After a campaign of goofy brilliance, master parodist Weird Al Yankovic has catapulted his latest album to the top of the chart in its debut week. Mandatory Fun is Yankovic’s first number one album after nearly three decades of output. This is the last album in the three-time Grammy award winner’s contract with RCA records and the first comedy set to top the list since Allan Sherman’s “My Son, the Nut” back in 1963.

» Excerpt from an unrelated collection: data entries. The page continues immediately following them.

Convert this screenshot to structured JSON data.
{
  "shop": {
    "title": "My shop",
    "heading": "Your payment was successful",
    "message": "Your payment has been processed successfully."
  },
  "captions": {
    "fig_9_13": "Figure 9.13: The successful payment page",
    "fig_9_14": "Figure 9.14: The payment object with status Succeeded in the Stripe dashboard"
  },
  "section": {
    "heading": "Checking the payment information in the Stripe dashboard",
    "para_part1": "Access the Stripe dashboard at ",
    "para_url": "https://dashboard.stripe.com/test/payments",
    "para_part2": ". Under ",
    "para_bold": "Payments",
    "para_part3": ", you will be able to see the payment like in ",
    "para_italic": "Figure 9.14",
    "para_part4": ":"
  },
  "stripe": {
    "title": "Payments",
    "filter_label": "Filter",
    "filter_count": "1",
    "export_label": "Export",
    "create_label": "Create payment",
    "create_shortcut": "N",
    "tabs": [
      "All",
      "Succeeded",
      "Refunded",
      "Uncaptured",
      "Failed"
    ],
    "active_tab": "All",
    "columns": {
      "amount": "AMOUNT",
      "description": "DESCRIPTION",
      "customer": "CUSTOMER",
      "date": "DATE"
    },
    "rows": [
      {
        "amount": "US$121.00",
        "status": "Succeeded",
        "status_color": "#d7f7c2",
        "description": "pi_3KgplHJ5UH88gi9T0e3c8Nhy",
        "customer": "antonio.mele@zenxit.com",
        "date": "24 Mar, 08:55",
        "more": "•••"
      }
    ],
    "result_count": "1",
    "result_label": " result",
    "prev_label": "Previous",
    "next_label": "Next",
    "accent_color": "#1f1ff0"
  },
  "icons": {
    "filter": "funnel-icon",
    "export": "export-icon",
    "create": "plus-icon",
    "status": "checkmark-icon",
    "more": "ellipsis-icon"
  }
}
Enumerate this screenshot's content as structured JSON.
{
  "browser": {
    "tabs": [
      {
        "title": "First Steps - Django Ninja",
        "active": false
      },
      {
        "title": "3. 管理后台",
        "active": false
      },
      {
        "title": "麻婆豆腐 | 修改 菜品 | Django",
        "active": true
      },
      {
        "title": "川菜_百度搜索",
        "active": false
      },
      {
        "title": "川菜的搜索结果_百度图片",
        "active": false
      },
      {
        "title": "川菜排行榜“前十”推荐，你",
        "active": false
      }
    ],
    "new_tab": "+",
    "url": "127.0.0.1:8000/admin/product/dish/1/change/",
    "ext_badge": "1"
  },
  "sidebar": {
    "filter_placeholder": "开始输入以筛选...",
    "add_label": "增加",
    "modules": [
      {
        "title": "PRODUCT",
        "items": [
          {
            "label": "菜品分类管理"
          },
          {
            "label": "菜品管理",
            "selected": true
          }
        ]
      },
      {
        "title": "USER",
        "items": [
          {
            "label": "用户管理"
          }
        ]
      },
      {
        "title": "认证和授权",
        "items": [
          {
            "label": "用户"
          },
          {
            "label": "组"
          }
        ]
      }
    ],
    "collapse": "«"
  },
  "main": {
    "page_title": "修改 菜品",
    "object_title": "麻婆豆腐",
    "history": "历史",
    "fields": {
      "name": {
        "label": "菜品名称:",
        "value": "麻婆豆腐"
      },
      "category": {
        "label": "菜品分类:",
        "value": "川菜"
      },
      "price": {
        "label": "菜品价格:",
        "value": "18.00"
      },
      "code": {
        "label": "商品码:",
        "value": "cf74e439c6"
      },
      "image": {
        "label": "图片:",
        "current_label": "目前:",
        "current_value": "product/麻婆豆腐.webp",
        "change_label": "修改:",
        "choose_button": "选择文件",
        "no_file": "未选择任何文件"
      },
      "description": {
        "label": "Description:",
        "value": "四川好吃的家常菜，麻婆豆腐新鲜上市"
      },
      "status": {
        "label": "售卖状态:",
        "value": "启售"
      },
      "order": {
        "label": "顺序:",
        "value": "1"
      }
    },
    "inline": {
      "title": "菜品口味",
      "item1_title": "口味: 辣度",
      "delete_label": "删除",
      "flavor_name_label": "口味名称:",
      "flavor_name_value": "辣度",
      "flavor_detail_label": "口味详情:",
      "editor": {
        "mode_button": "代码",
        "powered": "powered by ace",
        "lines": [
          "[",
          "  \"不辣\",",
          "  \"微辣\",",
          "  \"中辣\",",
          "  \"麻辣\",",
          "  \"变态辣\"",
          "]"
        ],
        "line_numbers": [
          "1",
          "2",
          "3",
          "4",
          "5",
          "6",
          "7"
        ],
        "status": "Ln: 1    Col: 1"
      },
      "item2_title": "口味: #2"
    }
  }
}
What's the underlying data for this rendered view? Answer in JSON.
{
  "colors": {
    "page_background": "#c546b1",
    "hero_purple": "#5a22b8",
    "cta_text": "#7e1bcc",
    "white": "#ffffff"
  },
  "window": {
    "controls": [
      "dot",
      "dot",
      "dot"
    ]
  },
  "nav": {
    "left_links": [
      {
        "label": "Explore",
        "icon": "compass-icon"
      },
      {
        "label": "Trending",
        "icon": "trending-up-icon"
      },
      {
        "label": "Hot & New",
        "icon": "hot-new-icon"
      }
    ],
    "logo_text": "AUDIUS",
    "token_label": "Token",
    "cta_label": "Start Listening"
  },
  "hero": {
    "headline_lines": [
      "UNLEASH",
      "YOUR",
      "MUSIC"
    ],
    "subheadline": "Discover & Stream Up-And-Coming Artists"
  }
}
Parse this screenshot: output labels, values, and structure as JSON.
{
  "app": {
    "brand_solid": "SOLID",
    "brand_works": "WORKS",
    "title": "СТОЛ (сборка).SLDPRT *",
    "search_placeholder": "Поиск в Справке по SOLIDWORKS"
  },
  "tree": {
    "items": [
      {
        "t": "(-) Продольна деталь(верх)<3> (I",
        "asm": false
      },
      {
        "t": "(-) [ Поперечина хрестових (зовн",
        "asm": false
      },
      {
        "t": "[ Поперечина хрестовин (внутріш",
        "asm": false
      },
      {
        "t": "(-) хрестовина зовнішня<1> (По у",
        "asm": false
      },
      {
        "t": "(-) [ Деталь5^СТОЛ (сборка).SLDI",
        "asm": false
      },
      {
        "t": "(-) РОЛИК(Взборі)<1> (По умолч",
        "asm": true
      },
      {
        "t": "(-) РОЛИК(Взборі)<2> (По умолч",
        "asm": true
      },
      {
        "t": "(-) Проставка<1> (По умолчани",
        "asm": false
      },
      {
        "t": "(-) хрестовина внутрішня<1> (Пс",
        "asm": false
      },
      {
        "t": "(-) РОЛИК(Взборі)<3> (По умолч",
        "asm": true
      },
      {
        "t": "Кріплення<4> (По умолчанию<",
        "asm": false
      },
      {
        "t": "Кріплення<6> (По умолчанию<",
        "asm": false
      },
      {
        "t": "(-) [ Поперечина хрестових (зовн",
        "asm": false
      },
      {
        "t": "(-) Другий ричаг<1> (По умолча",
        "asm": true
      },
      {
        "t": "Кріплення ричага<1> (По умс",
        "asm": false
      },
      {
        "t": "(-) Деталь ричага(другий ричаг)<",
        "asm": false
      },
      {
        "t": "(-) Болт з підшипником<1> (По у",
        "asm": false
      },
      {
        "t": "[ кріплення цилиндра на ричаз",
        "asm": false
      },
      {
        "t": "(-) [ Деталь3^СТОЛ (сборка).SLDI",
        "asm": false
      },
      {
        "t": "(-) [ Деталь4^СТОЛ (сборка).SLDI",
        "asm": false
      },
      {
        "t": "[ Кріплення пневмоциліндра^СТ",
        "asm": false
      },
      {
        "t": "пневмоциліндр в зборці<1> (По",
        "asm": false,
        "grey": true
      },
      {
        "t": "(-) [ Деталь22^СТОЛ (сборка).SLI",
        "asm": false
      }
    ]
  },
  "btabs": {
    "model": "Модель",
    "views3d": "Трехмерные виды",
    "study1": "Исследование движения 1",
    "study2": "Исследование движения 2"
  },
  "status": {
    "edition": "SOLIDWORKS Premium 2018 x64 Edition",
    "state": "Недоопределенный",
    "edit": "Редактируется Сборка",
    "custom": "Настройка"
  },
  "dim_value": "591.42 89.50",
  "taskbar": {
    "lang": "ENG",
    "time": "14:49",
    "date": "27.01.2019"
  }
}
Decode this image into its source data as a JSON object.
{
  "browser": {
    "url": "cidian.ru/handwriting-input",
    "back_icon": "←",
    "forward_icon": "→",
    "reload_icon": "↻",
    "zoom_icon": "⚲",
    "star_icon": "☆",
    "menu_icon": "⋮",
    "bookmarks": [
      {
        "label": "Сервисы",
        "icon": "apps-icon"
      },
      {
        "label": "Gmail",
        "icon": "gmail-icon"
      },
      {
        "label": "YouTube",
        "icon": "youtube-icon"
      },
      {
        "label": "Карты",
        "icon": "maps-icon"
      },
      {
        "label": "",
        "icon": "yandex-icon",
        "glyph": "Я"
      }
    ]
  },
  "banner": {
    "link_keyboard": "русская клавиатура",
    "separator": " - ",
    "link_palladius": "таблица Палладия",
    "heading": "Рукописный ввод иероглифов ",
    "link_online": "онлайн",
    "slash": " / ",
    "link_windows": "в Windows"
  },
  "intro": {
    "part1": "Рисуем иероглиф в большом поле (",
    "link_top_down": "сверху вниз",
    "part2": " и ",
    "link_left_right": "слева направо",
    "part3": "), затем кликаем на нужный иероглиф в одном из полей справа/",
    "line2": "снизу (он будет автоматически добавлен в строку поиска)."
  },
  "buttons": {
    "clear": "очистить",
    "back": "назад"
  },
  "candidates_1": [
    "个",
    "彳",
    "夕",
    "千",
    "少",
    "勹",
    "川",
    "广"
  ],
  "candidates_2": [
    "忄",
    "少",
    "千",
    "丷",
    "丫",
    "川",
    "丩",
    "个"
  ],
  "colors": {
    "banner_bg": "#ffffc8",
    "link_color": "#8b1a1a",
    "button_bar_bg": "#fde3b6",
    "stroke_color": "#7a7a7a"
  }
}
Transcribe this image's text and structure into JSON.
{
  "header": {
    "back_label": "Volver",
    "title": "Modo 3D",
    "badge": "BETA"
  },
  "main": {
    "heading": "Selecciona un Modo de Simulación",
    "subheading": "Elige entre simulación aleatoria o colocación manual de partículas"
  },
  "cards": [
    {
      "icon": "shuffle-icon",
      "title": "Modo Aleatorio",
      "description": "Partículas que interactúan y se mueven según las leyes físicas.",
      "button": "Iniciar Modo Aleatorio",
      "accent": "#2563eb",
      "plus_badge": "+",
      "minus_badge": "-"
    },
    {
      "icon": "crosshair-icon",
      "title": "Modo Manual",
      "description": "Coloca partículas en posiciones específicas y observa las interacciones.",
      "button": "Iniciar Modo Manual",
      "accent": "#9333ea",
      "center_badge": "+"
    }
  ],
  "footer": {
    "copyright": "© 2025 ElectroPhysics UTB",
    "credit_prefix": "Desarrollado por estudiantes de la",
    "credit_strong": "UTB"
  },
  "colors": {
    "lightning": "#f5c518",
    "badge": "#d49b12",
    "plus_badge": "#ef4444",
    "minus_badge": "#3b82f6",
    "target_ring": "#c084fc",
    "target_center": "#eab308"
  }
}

The record’s success is no doubt due in large part to Yankovic’s #8days8videos daily viral music video campaign that began with the parody of Pharrell’s “Happy.” The campaign supported the album in its meteoric rise to the top, far surpassing forecasts with 104,000 copies sold in the six days after its July 14 release. The eight hilarious videos parody recent hits with campy reinterpretations of Iggy Azalea’s “Fancy” and Lorde’s “Royals”, renamed “Handy” and “Foils” among others, that poke fun at pop culture in colorful lyrics and videos.
This morning, Yankovic tweeted his surprised delight at the success of Mandatory Fun, saying “wow. WOW.” and “If you’d told me 30 years ago this would happen, I never would’ve believed it. If you’d told me 2 WEEKS ago, I never would’ve believed it.” This is Yankovic’s third album to reach the top ten on the charts after Straight Outta Lynwood back in 2006 and his last album, Apocalypse released in 2011.